Le « bras droit » d’une PME ne se recrute pas comme un simple profil, il s’accueille. Daisuke Inazawa, représentant d’INA&Associates, présente cinq critères — intégrité, autonomie, capacité de traduction, vision de long terme et empathie — ainsi que l’organisation qui permet à ce talent de grandir.

Dernière mise à jour: Lecture d'environ 7 min

Le « bras droit » d’une PME ne doit pas se juger à ses compétences ou à son expérience, mais à son intégrité, son autonomie et sa capacité à traduire l’intention du dirigeant. Ce que nous devons observer, c’est le courage de dire des vérités dérangeantes et la hauteur de vue permettant d’assumer ensemble la pérennité de l’organisation sur le long terme.

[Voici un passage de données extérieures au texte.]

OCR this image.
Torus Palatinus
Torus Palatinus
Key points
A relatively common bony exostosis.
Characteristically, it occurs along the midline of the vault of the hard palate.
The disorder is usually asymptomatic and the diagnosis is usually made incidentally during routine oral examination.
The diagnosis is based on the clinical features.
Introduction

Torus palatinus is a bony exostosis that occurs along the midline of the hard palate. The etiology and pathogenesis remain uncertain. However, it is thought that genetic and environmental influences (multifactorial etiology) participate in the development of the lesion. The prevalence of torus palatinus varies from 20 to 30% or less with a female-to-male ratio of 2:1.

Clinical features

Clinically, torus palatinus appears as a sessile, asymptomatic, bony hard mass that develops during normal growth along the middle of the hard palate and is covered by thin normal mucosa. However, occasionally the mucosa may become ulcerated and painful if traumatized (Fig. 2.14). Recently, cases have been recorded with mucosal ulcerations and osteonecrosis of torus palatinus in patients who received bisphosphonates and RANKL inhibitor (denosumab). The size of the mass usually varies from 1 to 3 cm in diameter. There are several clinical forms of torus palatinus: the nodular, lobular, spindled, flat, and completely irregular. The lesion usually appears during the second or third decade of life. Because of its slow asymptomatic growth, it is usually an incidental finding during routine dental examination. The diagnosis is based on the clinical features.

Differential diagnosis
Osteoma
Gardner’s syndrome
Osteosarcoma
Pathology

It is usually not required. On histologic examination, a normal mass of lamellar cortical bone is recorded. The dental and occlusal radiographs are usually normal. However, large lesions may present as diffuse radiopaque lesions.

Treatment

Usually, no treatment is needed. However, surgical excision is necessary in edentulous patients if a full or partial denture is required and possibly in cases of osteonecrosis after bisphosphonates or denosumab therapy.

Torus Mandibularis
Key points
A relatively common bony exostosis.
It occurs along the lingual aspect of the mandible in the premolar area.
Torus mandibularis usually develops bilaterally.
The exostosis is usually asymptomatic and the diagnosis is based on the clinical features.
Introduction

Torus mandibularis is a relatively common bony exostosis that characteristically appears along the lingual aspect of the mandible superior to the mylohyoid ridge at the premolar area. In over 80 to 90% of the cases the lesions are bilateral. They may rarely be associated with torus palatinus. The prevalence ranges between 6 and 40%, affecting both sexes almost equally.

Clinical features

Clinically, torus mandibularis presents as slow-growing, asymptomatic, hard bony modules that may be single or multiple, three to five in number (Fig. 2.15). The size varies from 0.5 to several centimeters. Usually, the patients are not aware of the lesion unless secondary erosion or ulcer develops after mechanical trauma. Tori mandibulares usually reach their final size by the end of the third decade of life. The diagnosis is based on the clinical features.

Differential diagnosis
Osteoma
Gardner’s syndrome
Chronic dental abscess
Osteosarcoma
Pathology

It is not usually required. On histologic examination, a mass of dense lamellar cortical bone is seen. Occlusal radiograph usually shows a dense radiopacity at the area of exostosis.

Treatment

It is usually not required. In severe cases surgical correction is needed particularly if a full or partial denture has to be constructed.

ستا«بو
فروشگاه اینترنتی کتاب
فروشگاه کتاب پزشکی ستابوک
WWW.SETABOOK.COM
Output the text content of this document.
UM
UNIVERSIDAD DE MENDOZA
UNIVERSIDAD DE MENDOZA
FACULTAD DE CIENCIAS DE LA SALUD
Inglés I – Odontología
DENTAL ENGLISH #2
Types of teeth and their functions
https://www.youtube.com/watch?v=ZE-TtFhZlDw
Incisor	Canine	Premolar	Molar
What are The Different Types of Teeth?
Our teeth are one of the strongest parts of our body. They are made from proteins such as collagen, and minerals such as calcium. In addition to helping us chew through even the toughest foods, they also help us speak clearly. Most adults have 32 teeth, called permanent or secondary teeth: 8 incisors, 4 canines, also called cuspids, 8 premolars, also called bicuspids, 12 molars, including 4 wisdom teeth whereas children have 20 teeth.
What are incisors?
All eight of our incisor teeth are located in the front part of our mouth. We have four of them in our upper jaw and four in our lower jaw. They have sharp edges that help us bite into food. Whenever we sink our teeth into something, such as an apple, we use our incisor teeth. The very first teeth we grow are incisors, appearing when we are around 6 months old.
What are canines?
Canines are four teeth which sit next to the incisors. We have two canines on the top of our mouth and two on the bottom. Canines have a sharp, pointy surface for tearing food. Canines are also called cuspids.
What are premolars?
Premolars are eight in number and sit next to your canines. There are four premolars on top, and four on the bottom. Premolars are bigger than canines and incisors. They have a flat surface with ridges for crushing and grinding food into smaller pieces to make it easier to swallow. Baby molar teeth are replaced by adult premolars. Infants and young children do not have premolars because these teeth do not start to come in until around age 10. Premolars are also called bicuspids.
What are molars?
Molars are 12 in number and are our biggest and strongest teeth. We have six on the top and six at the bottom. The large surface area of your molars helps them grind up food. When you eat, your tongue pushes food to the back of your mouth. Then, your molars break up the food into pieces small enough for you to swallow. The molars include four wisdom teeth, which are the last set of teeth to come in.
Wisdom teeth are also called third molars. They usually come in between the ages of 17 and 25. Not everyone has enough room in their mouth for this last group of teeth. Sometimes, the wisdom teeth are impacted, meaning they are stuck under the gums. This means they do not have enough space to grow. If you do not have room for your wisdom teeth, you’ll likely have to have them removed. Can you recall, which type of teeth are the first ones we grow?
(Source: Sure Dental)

En dirigeant des organisations en tant que représentant, j’ai passé plus d’une nuit à me dire : « Je n’ai personne pour être mon bras droit. » C’est précisément pour cela que je peux l’affirmer. Un bras droit n’est pas une personne que l’on recrute depuis l’extérieur dans un état déjà parfait ; c’est une personne que l’on “accueille” en construisant la relation et en préparant l’organisation de son côté. Dans cet article, je vais démêler de manière structurelle l’absence de bras droit à laquelle se heurtent les dirigeants de PME, puis partager les cinq critères que je vérifie systématiquement lorsque j’évalue une personne aujourd’hui, ainsi que la manière de bâtir une organisation dans laquelle un bras droit peut grandir.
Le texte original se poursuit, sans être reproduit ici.